The public work was its own portfolio and spawned new projects. Today, though, woe to the media professional who doesn’t at least have a passing understanding of marketing—not of products or companies, but of themselves as independent contractors. In 2024, tech-savvy self promotion is as central to success as having a decent headshot and short bio on file was 20 years ago. And yes, a lively social-media presence is a good start, but as story-based social media declines—Facebook is jettisoning Gen Z users and X usage is down 23 percent overall since 2022 when it was still Twitter—your personal marketing strategy can’t start and end with social media.

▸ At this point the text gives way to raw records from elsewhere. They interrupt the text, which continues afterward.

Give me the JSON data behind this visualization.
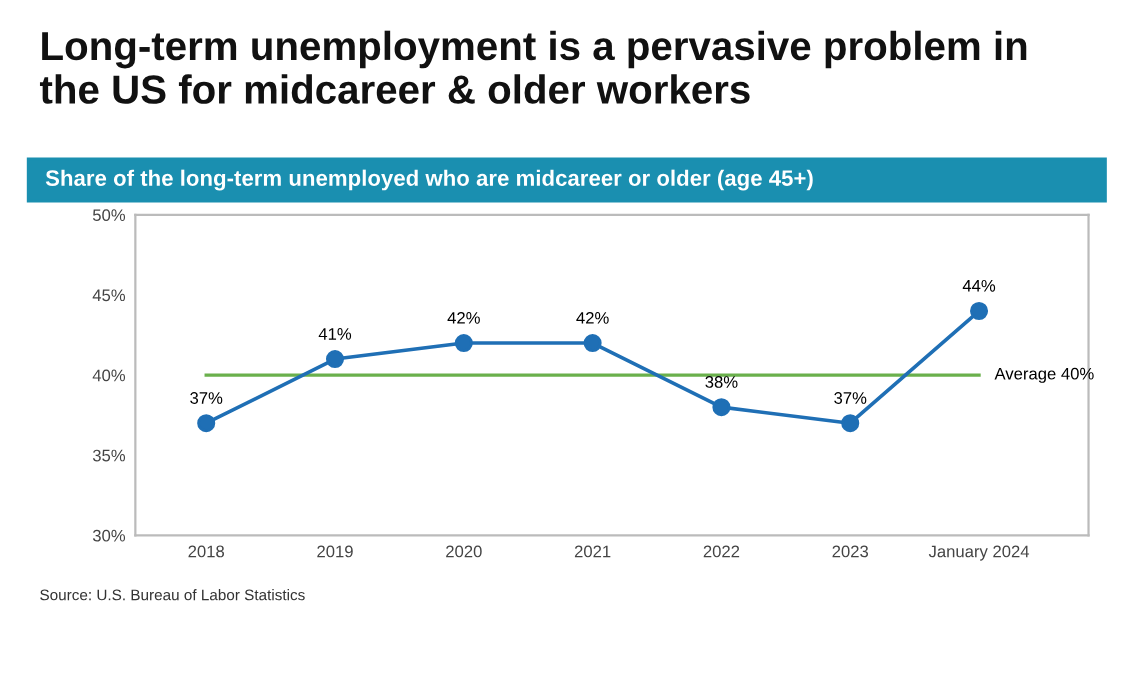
{
  "chart_data": {
    "type": "line",
    "title": "Long-term unemployment is a pervasive problem in\nthe US for midcareer & older workers",
    "subtitle": "Share of the long-term unemployed who are midcareer or older (age 45+)",
    "categories": [
      "2018",
      "2019",
      "2020",
      "2021",
      "2022",
      "2023",
      "January 2024"
    ],
    "series": [
      {
        "color": "#1f6fb5",
        "values": [
          37,
          41,
          42,
          42,
          38,
          37,
          44
        ],
        "value_labels": [
          "37%",
          "41%",
          "42%",
          "42%",
          "38%",
          "37%",
          "44%"
        ]
      }
    ],
    "ylim": [
      30,
      50
    ],
    "yticks": [
      {
        "value": 30,
        "label": "30%"
      },
      {
        "value": 35,
        "label": "35%"
      },
      {
        "value": 40,
        "label": "40%"
      },
      {
        "value": 45,
        "label": "45%"
      },
      {
        "value": 50,
        "label": "50%"
      }
    ],
    "ref_lines": [
      {
        "axis": "y",
        "value": 40,
        "label": "Average 40%",
        "color": "#6ab04c",
        "line_style": "solid"
      }
    ],
    "marker": "circle",
    "line_style": "solid",
    "grid": false,
    "annotations": [
      "Source: U.S. Bureau of Labor Statistics"
    ]
  }
}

Austin-based writer Ian Dille knows the dance well. After J-school at the University of Texas and an internship at the late lamented National Geographic Adventure, Dille’s byline appeared often in Texas Monthly, Outside, and Bicycling. He parlayed his association with the latter into a pair of books, helping with Olympian Marty Nothstein’s 2012 memoir “The Price of Gold,” and the 2015 guidebook “A Cyclist’s Bucket List.” But even for go-to contributors like Dille, the publishing world was as tumultuous as a muddy cyclocross start. With his wife expecting their second child in 2017, he joined the sports streaming platform FloSports to launch their cycling coverage.
Soon after, the company secured the streaming rights to Giro d’Italia, by which time Dille found himself in the broadcast booth. In addition to the commentary, learning video production and content creation for an online startup expanded his professional repertoire beyond just narrative writing and reporting. “It was sink or swim,” says Dille. “I needed the job, so I had to learn to talk on camera. I had never done that before. It was not easy, but the first thing the content producers said was, well, you’re not the worst we’ve ever seen.”